Désormais, chaque élu et collaborateur de la Chambre devra suivre une formation anti-harcèlement et anti-discrimination, a annoncé cette semaine son président, Paul Ryan. Même mouvement au Sénat, où ces formations étaient facultatives.

La transparence s’améliore. Pour la première fois, l’office spécialisé du Congrès a publié le nombre et le montant des indemnités versées à la suite de plaintes de personnels: 264 règlements de 1997 à 2017, pour un total de 17 millions de dollars. Ces chiffres incluent toutes les plaintes internes, et non les seules affaires de harcèlement.

« Les gens sont nerveux et se demandent: qui sera le prochain? » a dit sur Fox News Kellyanne Conway, conseillère présidentielle, qui en profite pour appeler le parti démocrate à un « examen de conscience ».

– ‘Le couvercle va exploser’ –

Le harcèlement sexuel et la politique forment un mélange hautement combustible, et il était sans doute inévitable que les médias et commentateurs conservateurs ravivent l’affaire Monica Lewinsky, la jeune stagiaire de la Maison Blanche avec qui le président Bill Clinton a eu des relations sexuelles.

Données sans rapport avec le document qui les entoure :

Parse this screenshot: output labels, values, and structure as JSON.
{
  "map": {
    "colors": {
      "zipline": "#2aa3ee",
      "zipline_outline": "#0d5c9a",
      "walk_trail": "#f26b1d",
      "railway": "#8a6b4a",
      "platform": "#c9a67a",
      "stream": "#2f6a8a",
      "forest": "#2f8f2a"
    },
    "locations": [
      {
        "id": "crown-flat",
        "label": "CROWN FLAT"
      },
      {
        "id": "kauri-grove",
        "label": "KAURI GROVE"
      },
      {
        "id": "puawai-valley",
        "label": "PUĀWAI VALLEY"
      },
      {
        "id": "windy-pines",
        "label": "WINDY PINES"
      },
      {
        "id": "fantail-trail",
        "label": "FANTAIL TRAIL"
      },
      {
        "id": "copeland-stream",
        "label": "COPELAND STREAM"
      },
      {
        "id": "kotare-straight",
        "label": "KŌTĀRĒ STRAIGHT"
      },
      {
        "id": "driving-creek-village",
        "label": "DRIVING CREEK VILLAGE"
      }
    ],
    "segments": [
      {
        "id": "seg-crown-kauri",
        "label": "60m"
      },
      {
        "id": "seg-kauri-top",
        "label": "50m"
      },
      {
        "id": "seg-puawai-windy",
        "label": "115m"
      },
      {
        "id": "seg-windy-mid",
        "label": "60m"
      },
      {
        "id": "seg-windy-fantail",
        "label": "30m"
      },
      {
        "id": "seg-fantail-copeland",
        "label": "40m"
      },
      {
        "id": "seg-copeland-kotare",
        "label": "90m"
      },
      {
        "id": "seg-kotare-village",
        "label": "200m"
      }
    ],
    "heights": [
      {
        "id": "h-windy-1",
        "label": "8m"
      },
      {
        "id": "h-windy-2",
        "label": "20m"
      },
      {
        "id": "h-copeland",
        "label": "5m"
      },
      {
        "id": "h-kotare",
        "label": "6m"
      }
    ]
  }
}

Mais il ne s’agit plus que de Fox News. Une sénatrice démocrate, Kirsten Gillibrand, a dit jeudi au New York Times que Bill Clinton aurait dû démissionner. Des journalistes progressistes, comme Matthew Iglesias (Vox.com) et Chris Hayes (MSNBC), ont appelé les démocrates à faire amende honorable, notamment auprès de Juanita Broaddrick, qui accuse Bill Clinton de viol depuis des décennies.

Tout cela conduit naturellement à l’actuel président, accusé par une dizaine de femmes de baisers ou contacts forcés.

« Quand on est une star, elles nous laissent faire, on peut faire ce qu’on veut… Les attraper par la chatte », s’était-il vanté en 2005, selon une vidéo divulguée peu avant l’élection présidentielle.

Donald Trump et ses alliés ont toujours accusé ses accusatrices de faux témoignages… mais le milliardaire a en revanche donné crédit aux accusatrices de Roy Moore, indirectement, et surtout à celles de Bill Clinton, qu’il a publiquement soutenues.

Pourquoi croire certaines femmes et pas d’autres?

« Le président sait évidemment mieux ce qu’il a fait ou n’a pas fait personnellement », a dit sa porte-parole Sarah Sanders jeudi.

En Asie jusqu’à son retour à Washington cette semaine, le dirigeant a évité les questions sur le sujet du harcèlement.

Jusqu’à jeudi soir, peu après 22 heures, quand il a tweeté contre Al Franken. « Et dire que la semaine dernière encore il faisait la leçon sur le harcèlement sexuel et le respect des femmes », a-t-il écrit, à l’offensive.

Un terrain dangereux pour le milliardaire.

Natasha Stoynoff, qui l’a accusé de l’avoir embrassée de force en 2005, a repris la parole jeudi, dans le magazine People. Depuis un an, écrit-elle au magazine, le problème « mijote sur le feu, comme une cocotte-minute. Mais désormais le feu est rallumé, ça va bouillir et le couvercle va exploser ».